How could I adjust this code to have the function loop through the list models_2? If I have the function use models it works, if I change to `models_2' it give me this error:
AttributeError: 'float' object has no attribute 'seek'
This is my dataframe, from an excel with all cell format set to "text".
MOD1 MOD2 MOD3 MOD4
0 File1.pdf File3.pdf File1.pdf File3.pdf
1 File2.pdf NaN File2.pdf File3.pdf
2 File3.pdf NaN NaN NaN
models = ['MOD1']
models_2 = ['MOD1', 'MOD2']
def merge_pdf(models):
merger = PdfFileMerger()
for name in models:
for index, row in df.iterrows():
merger.append(row[name])
merger.write(f"Order #XXXXXXX ({name}) Production Package - Rev.0.pdf")
merger.close()
merge_pdf(models)
The full error message:
PdfReadWarning: Xref table not zero-indexed. ID numbers for objects will be corrected. [_reader.py:1065]

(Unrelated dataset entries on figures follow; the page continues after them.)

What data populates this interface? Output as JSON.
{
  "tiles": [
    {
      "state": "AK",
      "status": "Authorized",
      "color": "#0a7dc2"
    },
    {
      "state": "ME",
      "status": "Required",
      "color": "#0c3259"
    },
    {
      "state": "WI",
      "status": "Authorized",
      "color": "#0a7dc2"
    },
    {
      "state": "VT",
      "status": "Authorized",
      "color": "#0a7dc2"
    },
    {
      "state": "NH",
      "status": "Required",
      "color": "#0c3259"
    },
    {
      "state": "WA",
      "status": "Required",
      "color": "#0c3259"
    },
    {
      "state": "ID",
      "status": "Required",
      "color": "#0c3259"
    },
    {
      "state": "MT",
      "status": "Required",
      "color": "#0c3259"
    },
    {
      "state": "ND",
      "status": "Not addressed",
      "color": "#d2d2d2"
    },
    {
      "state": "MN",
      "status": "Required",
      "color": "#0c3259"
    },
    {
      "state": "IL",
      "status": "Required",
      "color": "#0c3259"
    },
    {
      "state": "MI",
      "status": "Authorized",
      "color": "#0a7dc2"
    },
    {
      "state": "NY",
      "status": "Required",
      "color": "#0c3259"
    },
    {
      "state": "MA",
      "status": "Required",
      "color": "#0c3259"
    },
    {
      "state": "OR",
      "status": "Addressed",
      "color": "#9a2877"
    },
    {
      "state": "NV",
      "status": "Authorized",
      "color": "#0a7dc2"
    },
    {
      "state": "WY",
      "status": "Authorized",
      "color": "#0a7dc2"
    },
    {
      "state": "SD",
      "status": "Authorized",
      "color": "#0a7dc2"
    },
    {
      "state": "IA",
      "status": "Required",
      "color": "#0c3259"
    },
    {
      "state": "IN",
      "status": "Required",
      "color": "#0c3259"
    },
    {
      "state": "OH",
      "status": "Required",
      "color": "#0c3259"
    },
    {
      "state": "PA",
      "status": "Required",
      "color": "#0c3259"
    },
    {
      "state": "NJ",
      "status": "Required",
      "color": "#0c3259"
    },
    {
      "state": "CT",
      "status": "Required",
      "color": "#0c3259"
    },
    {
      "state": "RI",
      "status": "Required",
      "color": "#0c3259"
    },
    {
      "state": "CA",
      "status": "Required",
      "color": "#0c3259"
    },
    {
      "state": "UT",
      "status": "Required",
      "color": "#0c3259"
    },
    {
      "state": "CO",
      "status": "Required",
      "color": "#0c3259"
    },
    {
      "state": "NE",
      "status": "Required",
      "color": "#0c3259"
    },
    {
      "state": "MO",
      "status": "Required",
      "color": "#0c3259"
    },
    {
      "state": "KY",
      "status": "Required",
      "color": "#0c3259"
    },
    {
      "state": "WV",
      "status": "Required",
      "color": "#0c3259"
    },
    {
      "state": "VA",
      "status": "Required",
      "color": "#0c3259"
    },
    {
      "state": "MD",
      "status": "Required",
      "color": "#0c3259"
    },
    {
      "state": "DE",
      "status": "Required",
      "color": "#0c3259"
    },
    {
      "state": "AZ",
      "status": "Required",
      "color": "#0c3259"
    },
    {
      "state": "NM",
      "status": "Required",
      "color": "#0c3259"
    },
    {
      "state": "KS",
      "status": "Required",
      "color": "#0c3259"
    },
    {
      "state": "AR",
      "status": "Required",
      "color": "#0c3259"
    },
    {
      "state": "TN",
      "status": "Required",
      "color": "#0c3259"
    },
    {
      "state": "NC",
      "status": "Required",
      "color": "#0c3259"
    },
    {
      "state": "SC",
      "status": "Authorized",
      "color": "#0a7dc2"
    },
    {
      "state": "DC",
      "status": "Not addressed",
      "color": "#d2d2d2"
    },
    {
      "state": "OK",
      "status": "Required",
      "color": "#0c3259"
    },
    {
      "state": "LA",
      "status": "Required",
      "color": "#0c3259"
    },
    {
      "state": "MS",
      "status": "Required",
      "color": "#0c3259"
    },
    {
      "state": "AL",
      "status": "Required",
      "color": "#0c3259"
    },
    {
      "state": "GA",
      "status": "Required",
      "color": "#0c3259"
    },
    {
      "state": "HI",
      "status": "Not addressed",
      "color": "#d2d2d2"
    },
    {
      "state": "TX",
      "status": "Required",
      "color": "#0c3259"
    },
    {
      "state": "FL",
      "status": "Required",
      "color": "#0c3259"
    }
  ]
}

Traceback (most recent call last):
File "Z:\PyCharm\Excel_Reader\Excel_Reader.py", line 30, in <module>
merge_pdf(models)
File "Z:\PyCharm\Excel_Reader\Excel_Reader.py", line 27, in merge_pdf
merger.append(row[name])
File "C:\Users\x\AppData\Local\Programs\Python\Python39\lib\site-packages\PyPDF2\merger.py", line 227, in append
self.merge(len(self.pages), fileobj, bookmark, pages, import_bookmarks)
File "C:\Users\x\AppData\Local\Programs\Python\Python39\lib\site-packages\PyPDF2\merger.py", line 149, in merge
pdfr = PdfFileReader(
File "C:\Users\x\AppData\Local\Programs\Python\Python39\lib\site-packages\PyPDF2\_reader.py", line 239, in __init__
self.read(stream)
File "C:\Users\x\AppData\Local\Programs\Python\Python39\lib\site-packages\PyPDF2\_reader.py", line 911, in read
stream.seek(-1, 2)
AttributeError: 'float' object has no attribute 'seek'
CodePudding user response:
Your code is failing because the column 'MOD2' contains NaN values, which are of type float. The way you handle this depends on what you want to do with those NaN values.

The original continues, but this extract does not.